In Daughters of Witches, an exhausted new mother, Clara, has just travelled from her home in the US back to Mexico at the behest of her family. Apparently, it is customary for new baby girls to undergo a particular ritual, and this is the familial and cultural expectation, although Clara – who has been away from this world for some time – is worried about it, as it means leaving her baby daughter out in the woods. Despite the assurances of her close family, she is scared. The reason for all of this is, however, sacred: the first animal to approach the child at dawn will represent the child’s spirit animal, and protector for life. Charming? Or eerie? The interplay of multiple anxieties takes hold of the film as the ritual unfolds in ways which feel wrong, somehow: could it all be down to the absence of the family matriarch, who passed away without meeting baby Iris? The performances here are excellent, and the photography of the rituals by night are very evocative, with a perfectly ambiguous ending.

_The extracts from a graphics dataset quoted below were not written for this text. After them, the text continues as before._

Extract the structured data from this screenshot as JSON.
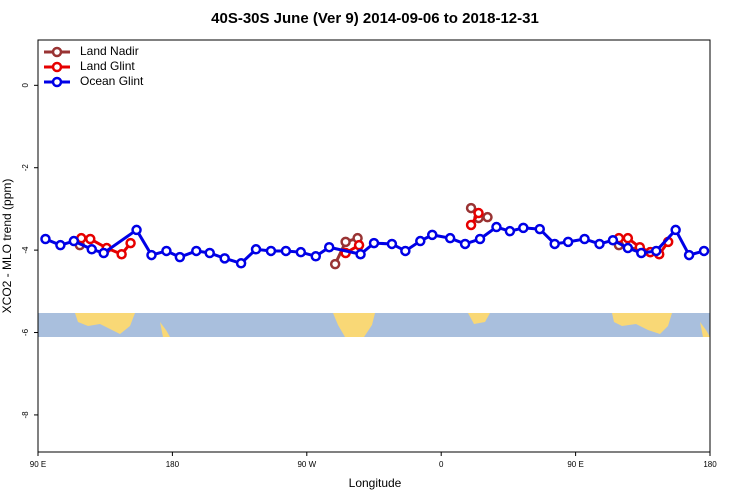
{
  "chart_data": {
    "type": "line",
    "title": "40S-30S June (Ver 9)   2014-09-06 to 2018-12-31",
    "x_label": "Longitude",
    "y_label": "XCO2 - MLO trend (ppm)",
    "xlim": [
      90,
      540
    ],
    "xticks": [
      {
        "value": 90,
        "label": "90 E"
      },
      {
        "value": 180,
        "label": "180"
      },
      {
        "value": 270,
        "label": "90 W"
      },
      {
        "value": 360,
        "label": "0"
      },
      {
        "value": 450,
        "label": "90 E"
      },
      {
        "value": 540,
        "label": "180"
      }
    ],
    "ylim": [
      -8.9,
      1.1
    ],
    "yticks": [
      0,
      -2,
      -4,
      -6,
      -8
    ],
    "legend": "top-left",
    "series": [
      {
        "name": "Land Nadir",
        "color": "#993333",
        "x": [
          118,
          null,
          289,
          296,
          304,
          null,
          380,
          385,
          391,
          null,
          479,
          500
        ],
        "values": [
          -3.88,
          null,
          -4.34,
          -3.8,
          -3.71,
          null,
          -2.98,
          -3.22,
          -3.2,
          null,
          -3.88,
          -4.05
        ]
      },
      {
        "name": "Land Glint",
        "color": "#e60000",
        "x": [
          119,
          125,
          136,
          146,
          152,
          null,
          296,
          305,
          null,
          380,
          385,
          null,
          479,
          485,
          493,
          500,
          506,
          512
        ],
        "values": [
          -3.71,
          -3.73,
          -3.95,
          -4.1,
          -3.83,
          null,
          -4.07,
          -3.88,
          null,
          -3.39,
          -3.1,
          null,
          -3.71,
          -3.71,
          -3.93,
          -4.05,
          -4.1,
          -3.8
        ]
      },
      {
        "name": "Ocean Glint",
        "color": "#0000e6",
        "x": [
          95,
          105,
          114,
          126,
          134,
          156,
          166,
          176,
          185,
          196,
          205,
          215,
          226,
          236,
          246,
          256,
          266,
          276,
          285,
          306,
          315,
          327,
          336,
          346,
          354,
          366,
          376,
          386,
          397,
          406,
          415,
          426,
          436,
          445,
          456,
          466,
          475,
          485,
          494,
          504,
          517,
          526,
          536
        ],
        "values": [
          -3.73,
          -3.88,
          -3.78,
          -3.98,
          -4.07,
          -3.51,
          -4.12,
          -4.02,
          -4.17,
          -4.02,
          -4.07,
          -4.2,
          -4.32,
          -3.98,
          -4.02,
          -4.02,
          -4.05,
          -4.15,
          -3.93,
          -4.1,
          -3.83,
          -3.85,
          -4.02,
          -3.78,
          -3.63,
          -3.71,
          -3.85,
          -3.73,
          -3.44,
          -3.54,
          -3.46,
          -3.49,
          -3.85,
          -3.8,
          -3.73,
          -3.85,
          -3.76,
          -3.95,
          -4.07,
          -4.02,
          -3.51,
          -4.12,
          -4.02
        ]
      }
    ]
  }
}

Don’t Go Where I Can’t Find You is a very diffuse, mood-infused piece of film which interrogates ideas about grieving, love and loss. When her partner Freya dies unexpectedly, composer Margaret attempts to channel both her own sadness and Freya’s protestations that there was something supernatural going on in the house; before her death, she claimed that the spirits of the house were coming for them. Margaret believes that through her music, she can hear Freya; revelations of guilt begin to filter through this grand new musical project, for reasons which are slowly revealed. There are some nods to The Yellow Wallpaper here, as well as some evocative use of ideas around EVP and spirit recordings; music is, of course, integral and its role as elegy and invocation sounds very much fit for purpose. Aesthetically and aurally beautiful, the film stands as a evocation of grief.
Finally, Kin takes us back to 19th Century America and a homestead in the middle of nowhere, where sisters Ida and Annabelle have ‘put down shallow roots’, as the older girl describes it later in the film. They are looking after their infant brother John; clearly their parents are deceased or otherwise absent, and Ida handles the family dynamic in a very terse, strained way, laying claim to a particular responsibility. We soon appreciate why; she seems to be haunted by something, though whether that is all in her head or otherwise remains to be seen. The film starts with straightforward deprivation and desperation but moves somewhere else entirely, to a place where family ties are tested in unexpected ways. Kin tantalises at a back story which could easily form the basis of a feature, but it works well in a short film format because just enough is done to actualise the threat to the family. Reminiscent of It Follows in some respects, this is an effective and understated story with a genuinely effective hook.